Dr. West's contribution to the project is that she's developed a material that encapsulates these cells. It masks the cells so the body doesn't actually see them as foreign. And so we can actually safely put them exactly where we want to place them. They stay put and they produce the protein and then we can have bone forming around it. So these are tiny little what we call microspheres that can lead to then the fusion and bone formation.
And so we've managed to now move in this award-into rats and complete a lot of the studies required for showing what our final product would be and how we want to proceed if we were to move it into the clinic.

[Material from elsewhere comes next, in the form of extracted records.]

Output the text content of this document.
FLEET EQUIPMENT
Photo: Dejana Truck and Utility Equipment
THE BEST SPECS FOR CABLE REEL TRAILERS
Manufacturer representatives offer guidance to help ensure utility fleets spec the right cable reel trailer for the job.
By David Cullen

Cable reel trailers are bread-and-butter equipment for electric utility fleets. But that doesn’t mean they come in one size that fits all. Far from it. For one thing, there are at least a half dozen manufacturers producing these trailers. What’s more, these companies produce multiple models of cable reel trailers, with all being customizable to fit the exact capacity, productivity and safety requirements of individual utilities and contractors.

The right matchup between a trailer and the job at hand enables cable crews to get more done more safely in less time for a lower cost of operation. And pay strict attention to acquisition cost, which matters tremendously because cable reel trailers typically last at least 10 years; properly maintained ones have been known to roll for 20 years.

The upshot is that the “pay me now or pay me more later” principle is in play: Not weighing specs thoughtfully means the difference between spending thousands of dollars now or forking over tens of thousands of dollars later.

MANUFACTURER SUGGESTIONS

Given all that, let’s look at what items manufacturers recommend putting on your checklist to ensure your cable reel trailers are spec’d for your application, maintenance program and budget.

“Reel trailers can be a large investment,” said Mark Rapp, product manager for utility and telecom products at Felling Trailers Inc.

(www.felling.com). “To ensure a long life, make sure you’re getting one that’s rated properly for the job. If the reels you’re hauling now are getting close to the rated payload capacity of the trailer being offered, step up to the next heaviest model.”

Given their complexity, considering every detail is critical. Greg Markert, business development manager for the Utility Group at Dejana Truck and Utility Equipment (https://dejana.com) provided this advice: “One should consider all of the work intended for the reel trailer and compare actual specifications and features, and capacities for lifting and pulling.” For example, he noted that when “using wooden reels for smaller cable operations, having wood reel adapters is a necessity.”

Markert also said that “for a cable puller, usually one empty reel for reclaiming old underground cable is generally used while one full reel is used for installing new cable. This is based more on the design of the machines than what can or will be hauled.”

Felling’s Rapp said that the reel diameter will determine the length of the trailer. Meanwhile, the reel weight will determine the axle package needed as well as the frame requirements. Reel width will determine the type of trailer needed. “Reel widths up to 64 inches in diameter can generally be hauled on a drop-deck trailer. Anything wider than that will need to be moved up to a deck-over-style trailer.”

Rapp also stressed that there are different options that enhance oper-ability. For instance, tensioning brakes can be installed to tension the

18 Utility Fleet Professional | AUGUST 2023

It's kind of interesting to think that you could go into your orthopedics office and have an instrument-guided injection and in 2 to 4 weeks you'll have fusion of your spine without any down time, so that to us is huge. In both my mind and Dr. West's minds we're really at a point where we think we have a product that could really revolutionize orthopedics. I think it not only will help the military population greatly with back pain, but I think there's other applications for it as well that are critically needed.
Alan: What we'd like to do now is move closer into the clinic with both of these projects actually. This one we have some drug targets we'd like to develop; the other one we have some actual biological materials we'd like to use for bone repair. Orthopedic trauma is a serious, serious problem and even though there are marvelous facilities for rehabilitating these soldiers, sometimes it just isn't enough and it's-it needs to be addressed.